Não fiquem bravos comigo: a libertação da Palestina é o grande clamor civilizatório da nossa época. Não há como me calar diante da necessidade de apoiar a grande luta libertária do século XXI.

Não me perguntem se eu aceito os ataques do Hamas às bases militares sionistas situadas ao lado de Gaza. Sim…. eu aceito as bombas, os foguetes, os ataques e as emboscadas, sim. Por mais que sejam inaceitáveis e injustificáveis a violência e a brutalidade, há que aceitar a motivação de tais ações heroicas. Entendo perfeitamente que aos palestinos, depois de sete décadas de massacres e humilhações, só restava a possibilidade do ataque militar aos fascistas de Israel. Acreditar que depois de 75 anos de massacres haveria consideração e interesse de debater a questão palestina por parte dos invasores é uma ingenuidade que os palestinos não se permitirão nunca mais.

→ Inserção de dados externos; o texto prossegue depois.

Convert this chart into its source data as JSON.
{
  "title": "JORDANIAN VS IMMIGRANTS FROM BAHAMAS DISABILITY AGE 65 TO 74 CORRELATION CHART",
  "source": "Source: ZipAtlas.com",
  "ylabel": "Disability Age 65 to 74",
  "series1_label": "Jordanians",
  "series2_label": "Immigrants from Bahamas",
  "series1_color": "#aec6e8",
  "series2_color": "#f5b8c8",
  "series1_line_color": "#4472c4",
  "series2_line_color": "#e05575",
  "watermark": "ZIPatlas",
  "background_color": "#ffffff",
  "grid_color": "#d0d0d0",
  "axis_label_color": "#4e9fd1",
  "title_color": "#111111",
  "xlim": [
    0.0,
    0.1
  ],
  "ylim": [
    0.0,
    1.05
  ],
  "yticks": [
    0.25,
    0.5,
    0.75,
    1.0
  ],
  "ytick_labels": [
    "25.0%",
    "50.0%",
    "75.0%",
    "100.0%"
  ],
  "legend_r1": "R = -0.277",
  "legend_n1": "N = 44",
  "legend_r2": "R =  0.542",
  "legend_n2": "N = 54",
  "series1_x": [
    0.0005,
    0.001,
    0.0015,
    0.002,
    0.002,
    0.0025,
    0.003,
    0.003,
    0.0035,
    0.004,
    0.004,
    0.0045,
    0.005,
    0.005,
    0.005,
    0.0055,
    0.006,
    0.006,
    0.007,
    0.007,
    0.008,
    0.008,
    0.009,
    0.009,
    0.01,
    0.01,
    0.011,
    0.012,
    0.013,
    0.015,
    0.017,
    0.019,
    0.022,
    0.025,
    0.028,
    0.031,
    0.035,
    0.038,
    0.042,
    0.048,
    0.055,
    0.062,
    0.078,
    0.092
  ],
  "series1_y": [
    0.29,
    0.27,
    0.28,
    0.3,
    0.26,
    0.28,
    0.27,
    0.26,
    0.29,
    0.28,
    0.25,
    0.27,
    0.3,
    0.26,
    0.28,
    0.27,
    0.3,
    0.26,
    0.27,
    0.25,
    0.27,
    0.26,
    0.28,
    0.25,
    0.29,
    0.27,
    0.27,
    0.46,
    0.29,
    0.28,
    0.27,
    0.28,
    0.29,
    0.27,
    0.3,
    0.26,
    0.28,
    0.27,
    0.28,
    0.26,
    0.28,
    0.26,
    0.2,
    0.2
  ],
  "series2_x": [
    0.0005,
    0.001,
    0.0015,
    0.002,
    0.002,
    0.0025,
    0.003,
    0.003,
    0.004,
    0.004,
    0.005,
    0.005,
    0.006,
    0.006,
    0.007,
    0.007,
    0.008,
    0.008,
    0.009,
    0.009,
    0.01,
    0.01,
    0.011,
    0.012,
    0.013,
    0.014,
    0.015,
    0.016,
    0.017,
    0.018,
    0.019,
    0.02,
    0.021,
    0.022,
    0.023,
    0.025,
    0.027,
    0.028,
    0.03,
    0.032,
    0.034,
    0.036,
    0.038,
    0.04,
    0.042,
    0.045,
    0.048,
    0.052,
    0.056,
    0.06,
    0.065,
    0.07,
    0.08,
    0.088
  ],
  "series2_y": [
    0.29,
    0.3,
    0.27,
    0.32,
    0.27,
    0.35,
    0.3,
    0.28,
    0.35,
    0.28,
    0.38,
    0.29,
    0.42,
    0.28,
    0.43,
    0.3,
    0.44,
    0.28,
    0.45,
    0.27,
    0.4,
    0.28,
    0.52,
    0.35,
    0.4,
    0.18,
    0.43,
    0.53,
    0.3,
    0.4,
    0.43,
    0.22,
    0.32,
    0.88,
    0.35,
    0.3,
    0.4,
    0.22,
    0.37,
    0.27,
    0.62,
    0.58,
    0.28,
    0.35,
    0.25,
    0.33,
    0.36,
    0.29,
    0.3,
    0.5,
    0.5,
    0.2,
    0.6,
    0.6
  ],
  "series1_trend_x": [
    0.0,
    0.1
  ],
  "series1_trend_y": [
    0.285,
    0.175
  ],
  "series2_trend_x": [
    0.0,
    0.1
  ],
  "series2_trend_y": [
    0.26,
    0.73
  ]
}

Ou por acaso a liberdade dos povos se consegue com abaixo-assinados? Por acaso o fim da monarquia na França e a ascensão da burguesia ao poder na Revolução Francesa se deu por uma petição no Avaz? Os americanos venceram os ingleses e conquistaram sua independência através do diálogo? A liberdade da Argélia do jugo horrendo da França se deu numa mesa de bar? E o que houve com todas as colônias em África que se libertaram do colonialismo? Por acaso sua liberdade ocorreu numa sala acarpetada na ONU?

Seria justo pedir moderação a quem sofre a barbárie racista e colonial há décadas? A estratégia do consenso e da diplomacia funcionaria agora, depois de jamais ter produzido resultados? O que houve com Camp David? Qual o resultado dos acordos de Oslo? E por que exigimos diálogo por parte dos Palestinos, mas jamais exigimos isso dos brancos europeus invasores sionistas? Por que os passos para a paz são exigidos apenas de quem é oprimido, mas não da parte opressora? Porque nós (as vitimas do imperialismo) somos pressionados a dialogar, esperar, aceitar, suportar e nos resignarmos, enquanto aos invasores é oferecido tudo: aviões, armas, foguetes, canhões, tanques, o controle da narrativa e ainda por cima uma máquina gigantesca e mortífera de propaganda?

Se a guerra é necessária que seja aceita, lutada e vencida. Chega de abuso, chega de racismo e apartheid. Chega de opressão e morte. Os povos de todo o planeta exigem: Palestina livre!!!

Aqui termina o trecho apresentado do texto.